Если же душа есть некое число (мысль скорее глубокая, чем ясная) или же пятая стихия, которую нельзя ни назвать, ни понять, то она должна быть еще цельнее и чище и поэтому возносится особенно высоко над землей.
Отождествлять душу с числом могли не только сами пифагорейцы, но и платоники и аристотелики, испытавшие его влияние, поэтому рядом с «числом» появляется аристотелианское понятие «пятая стихия». Ниже Цицерон упоминает Дикеарха и Аристоксена, которых резко критиковал выше.
Чем из всего здесь перечисленного считать душу, безразлично, лишь бы такая живая сила как ум не была загнана ни в мозг, ни в сердце, ни в кровь, как того хочет Эмпедокл.
Эмпедокл считал, что в крови равномерно распределены все четыре стихии, и поэтому отождествлял ее не просто с душой, а с мыслью.
О Дикеархе и Аристоксене, его сверстнике и соученике, при всей их учености говорить не приходится: первый из них, по-видимому, настолько был бесчувствен, что даже не заметил души у самого себя, а второй настолько поглощен своей музыкой, что и о душе судил как о песне. Между тем гармонию мы познаем из интервалов между звуками, и разные интервалы, складываясь, дают многообразные гармонии; а вот какую может дать гармонию склад и облик тела без души, я представить себе не могу. Так что пусть уж лучше он при всей своей учености уступит это место учителю своему Аристотелю, а сам учит пению: не зря ведь говорится в греческой пословице:
«Кто в чем учен, тот в том пусть и старается!»

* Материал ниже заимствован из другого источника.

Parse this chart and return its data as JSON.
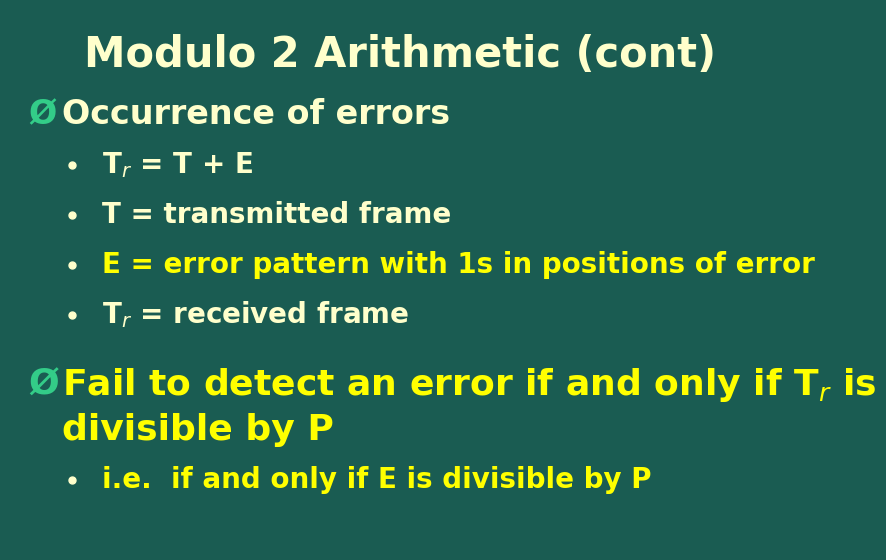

Цицерон понимает гармонию не как соответствие одного звука другому, но как нашу способность при таком соответствии отличить один звук от другого. Поэтому душа не может быть гармонией, раз гармония состоит не в том, чтобы согласовать все звуки, но чтобы найти новые гармонии как новые пропорции и различения.

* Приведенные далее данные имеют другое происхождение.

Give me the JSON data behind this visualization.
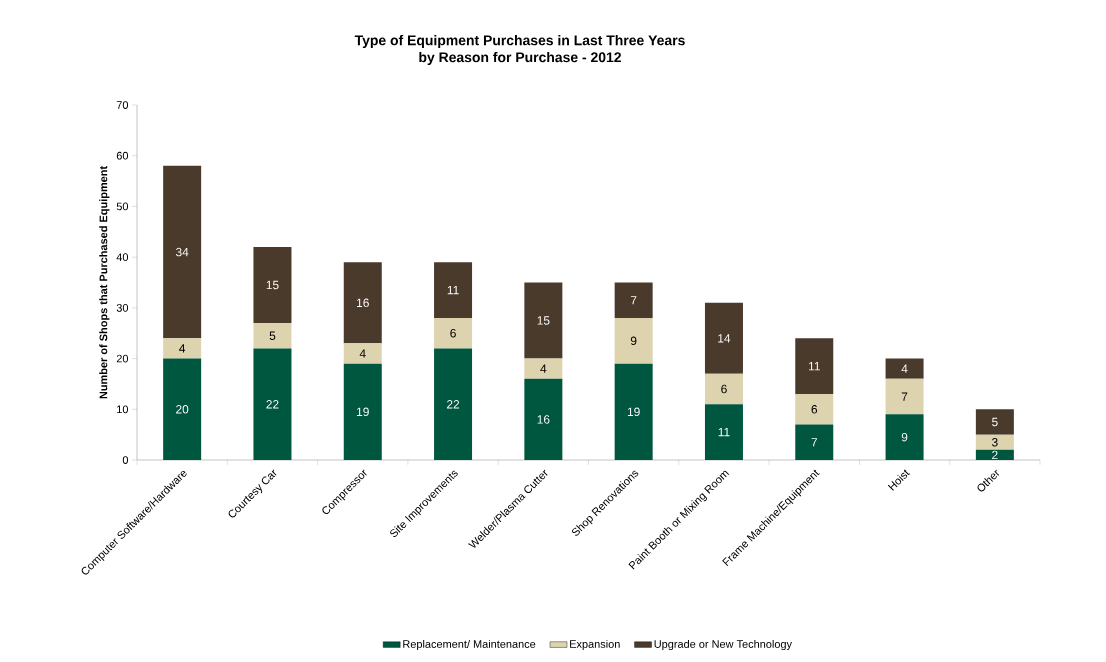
{
  "chart_data": {
    "type": "bar",
    "title": "Type of Equipment Purchases in Last Three Years\nby Reason for Purchase - 2012",
    "ylabel": "Number of Shops that Purchased Equipment",
    "categories": [
      "Computer Software/Hardware",
      "Courtesy Car",
      "Compressor",
      "Site Improvements",
      "Welder/Plasma Cutter",
      "Shop Renovations",
      "Paint Booth or Mixing Room",
      "Frame Machine/Equipment",
      "Hoist",
      "Other"
    ],
    "stacked": true,
    "series": [
      {
        "name": "Replacement/ Maintenance",
        "color": "#00573f",
        "values": [
          20,
          22,
          19,
          22,
          16,
          19,
          11,
          7,
          9,
          2
        ]
      },
      {
        "name": "Expansion",
        "color": "#ddd3ae",
        "values": [
          4,
          5,
          4,
          6,
          4,
          9,
          6,
          6,
          7,
          3
        ]
      },
      {
        "name": "Upgrade or New Technology",
        "color": "#4a3a2c",
        "values": [
          34,
          15,
          16,
          11,
          15,
          7,
          14,
          11,
          4,
          5
        ]
      }
    ],
    "ylim": [
      0,
      70
    ],
    "yticks": [
      0,
      10,
      20,
      30,
      40,
      50,
      60,
      70
    ],
    "data_labels": true,
    "grid": false,
    "legend": "bottom"
  }
}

И уж подавно мы отвергнем то случайное стечение неделимых телец, гладких и круглых, в котором Демокрит считает возможным находить теплоту и дыхание, то есть одушевленность. Если же, наконец, душа есть одна из тех четырех стихий, из которых будто бы все состоит, то, несомненно, она состоит из воспламененного воздуха (так, кажется, преимущественно полагает Панэтий), а стало быть, неизбежно стремится ввысь: ни огонь, ни воздух не имеют в себе ничего нисходящего, а всегда тянутся вверх.
Поэтому, если эти души рассеиваются, то не иначе как высоко над землею, если же продолжают жить и сохраняют свой образ, то тем несомненнее они возносятся к небу, прорезая и разрывая воздух более густой и плотный, который ближе к земле. Ибо душа – пламеннее и жарче, чем этот воздух, который я назвал густым и плотным; это видно из того, что тела наши, сами по себе сложенные из земляной стихии, согреваются жаром души.